Computational fluid dynamics and turbulence modelling in various blades of Savonius turbines for wind and hydro energy: Progress and perspectives

The world's focus is shifting towards solar and wind energies which are primarily contributing to renewable energy. Wind turbines are subdivided into horizontal axis wind turbines (HAWTs) and vertical axis wind turbines (VAWTs). Savonius turbine is a VAWT that works mainly on the drag force. Despite its low efficiency, a Savonius turbine is quite useful due to its operational independence on wind direction, its advantage as a stand-alone turbine, and its low-cost power production. Savonius turbine performance depends mainly on the overlap ratio, aspect ratio, number of blades, and blade design. Various researchers have focused on modifying these parameters to improve the efficiency of Savonius turbines using CFD studies. One key challenge encountered in such studies is the selection of an appropriate turbulence model to predict the flow characteristics and performance parameters accurately. Due to small computational time and cost associated with the RANS-based turbulence models, various researchers have focused mainly on using these models. This article presents a review of various turbulence models employed in different CFD studies on Savonius turbines.
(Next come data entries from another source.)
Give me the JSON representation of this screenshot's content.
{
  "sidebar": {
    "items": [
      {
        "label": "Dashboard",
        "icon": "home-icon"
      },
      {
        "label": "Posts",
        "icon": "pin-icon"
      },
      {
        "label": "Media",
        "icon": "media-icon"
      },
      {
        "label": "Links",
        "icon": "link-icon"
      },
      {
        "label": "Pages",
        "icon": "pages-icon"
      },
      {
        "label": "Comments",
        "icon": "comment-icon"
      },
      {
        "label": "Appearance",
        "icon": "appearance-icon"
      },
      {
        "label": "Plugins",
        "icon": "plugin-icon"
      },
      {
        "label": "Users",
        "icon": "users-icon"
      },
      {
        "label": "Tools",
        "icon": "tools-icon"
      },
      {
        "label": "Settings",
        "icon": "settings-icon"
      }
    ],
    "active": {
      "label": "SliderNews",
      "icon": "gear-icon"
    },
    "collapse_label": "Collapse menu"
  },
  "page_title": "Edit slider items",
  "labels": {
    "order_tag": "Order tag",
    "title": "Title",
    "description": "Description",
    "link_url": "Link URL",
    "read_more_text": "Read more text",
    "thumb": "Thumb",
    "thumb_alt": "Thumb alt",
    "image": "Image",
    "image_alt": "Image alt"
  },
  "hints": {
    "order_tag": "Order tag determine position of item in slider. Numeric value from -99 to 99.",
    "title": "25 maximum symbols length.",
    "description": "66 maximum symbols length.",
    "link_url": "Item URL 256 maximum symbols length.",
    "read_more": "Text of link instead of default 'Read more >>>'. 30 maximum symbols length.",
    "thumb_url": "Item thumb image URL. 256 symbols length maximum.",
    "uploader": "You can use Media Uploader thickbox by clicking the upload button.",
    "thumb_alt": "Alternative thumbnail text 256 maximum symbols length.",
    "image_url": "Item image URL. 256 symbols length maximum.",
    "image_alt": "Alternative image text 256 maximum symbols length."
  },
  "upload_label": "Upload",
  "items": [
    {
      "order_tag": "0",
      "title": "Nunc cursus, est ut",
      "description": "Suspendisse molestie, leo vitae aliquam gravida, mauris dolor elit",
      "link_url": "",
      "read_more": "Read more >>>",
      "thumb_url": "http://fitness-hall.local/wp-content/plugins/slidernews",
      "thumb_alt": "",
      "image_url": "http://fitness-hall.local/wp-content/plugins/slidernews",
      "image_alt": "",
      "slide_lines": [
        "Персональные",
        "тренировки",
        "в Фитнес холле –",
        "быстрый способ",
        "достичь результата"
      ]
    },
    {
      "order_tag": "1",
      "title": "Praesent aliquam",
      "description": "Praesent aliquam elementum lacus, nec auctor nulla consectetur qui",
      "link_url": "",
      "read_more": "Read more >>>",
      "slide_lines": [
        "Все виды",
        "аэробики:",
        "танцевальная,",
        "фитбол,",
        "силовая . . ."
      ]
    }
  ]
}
Further, various computational approaches used in CFD simulations of Savonius wind and hydro turbines and key findings of such studies are also presented along with future directions. •Steps for CFD simulations of Savonius wind turbines presented.•Effects of turbulence models on Savonius turbine characteristics are explored.•Grid requirements, computing costs, and accuracies of turbulence models are shown.•Use of different turbulence models for various blade shapes is reviewed.•Future scope of CFD studies presented.